Chicago is typically known for deep dish pizza and the bean. But beyond the skyscrapers and more modern buildings, there is history and architecture that goes back to a different time. The windy city was founded around 1830 and has continued to flourish and grow ever since. Whether you’re a local, renting your first apartment, or visiting the Windy City for the first time, check out some of these top historical sites that are beautiful and almost frozen in time.
Fourth Presbyterian Church
The Fourth Presbyterian Church was built nearly a century ago and has welcomed over 8 million visitors since 1914. An ornate steeple accented by the thick stained-glass west window and delicate carvings of seven foot-tall angels, this church is the oldest building on the Magnificent Mile —a renowned section of Michigan Avenue. Fourth Presbyterian boasts French and English Gothic styles that are unlike the tall skyscrapers and modern buildings of Chicago.
Picasso Sculpture at the Daley Plaza
This three-dimensional sculpture was gifted to the Daley Center in 1967 from Pablo Picasso himself. It stands 50 feet tall, weighs 162 tons and is constructed of self-weathering steel to give it a natural rust. It’s an artistic extension of the government building that also works as an outdoor space for various public activities.
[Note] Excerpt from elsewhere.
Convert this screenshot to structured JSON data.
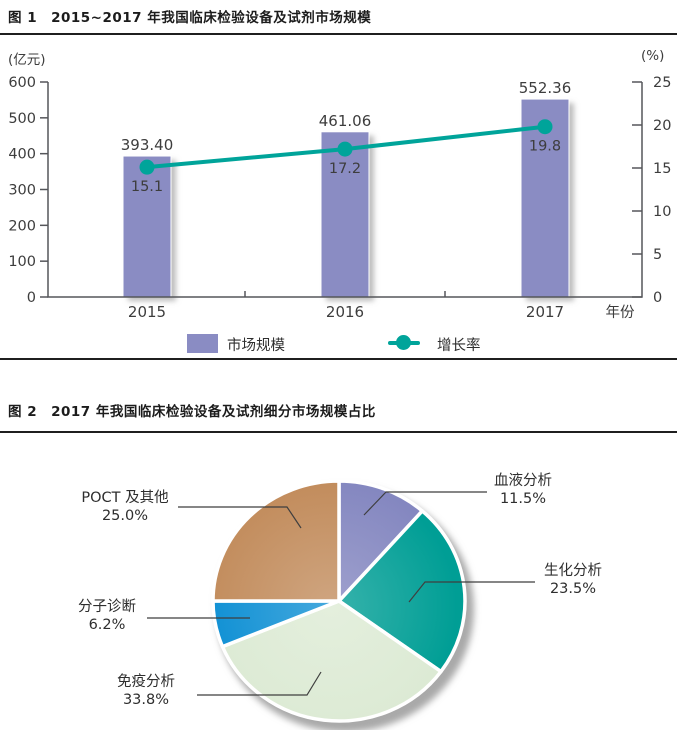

It’s rumored by Picasso’s family that the sculpture was inspired by a young women whom Picasso was infatuated with.
First opened in 1914, Wrigley Field is a sentimental site for baseball fans of all ages. Feel the vibe of the “good ole’ days” with a manual scoreboard and ivy-covered brick walls. Even if you don’t have time to watch a game, you can schedule a tour of more than 90 years of baseball history. If you are able to catch a game, be sure to grab a hot-dog, a beer ,and some friends to join you for a day at Wrigley Field!
Chicago Water Tower
The Chicago Water Tower was built in 1869 and survived the great fire of 1871. The main tower is 154 feet high and features several smaller towers surrounding the main attraction. Although it is no longer functioning, it was chosen by the American Water Works Association as the first American Water Landmark in the US.
Sitting right between Lake Michigan and the towering skyscrapers of downtown, sits Grant Park. It has been the city’s most popular playground for well over 150 years and features various monuments, gardens, and walking paths. Known as “Chicago’s front yard” and stretching over 319 acres, it’s a history lesson mixed with a beautiful stroll in the park.
Chicago Board of Trade Building
An important and recognized Chicago landmark, the Chicago Board of Trade Building was established in 1885 as a center for agricultural market trade. It was one of the first buildings to experience electric lighting and was ultimately redesigned in 1930 in an art-deco style. The CBOT regularly hosts architectural tours to the public, so you can catch a glimpse of this amazing design work.
Take a walk down memory lane and bask in the history that Chicago has to offer. Of course, there are plenty of other sites that have a rich past. But this is a great place to start to learn a bit more about this beautiful city!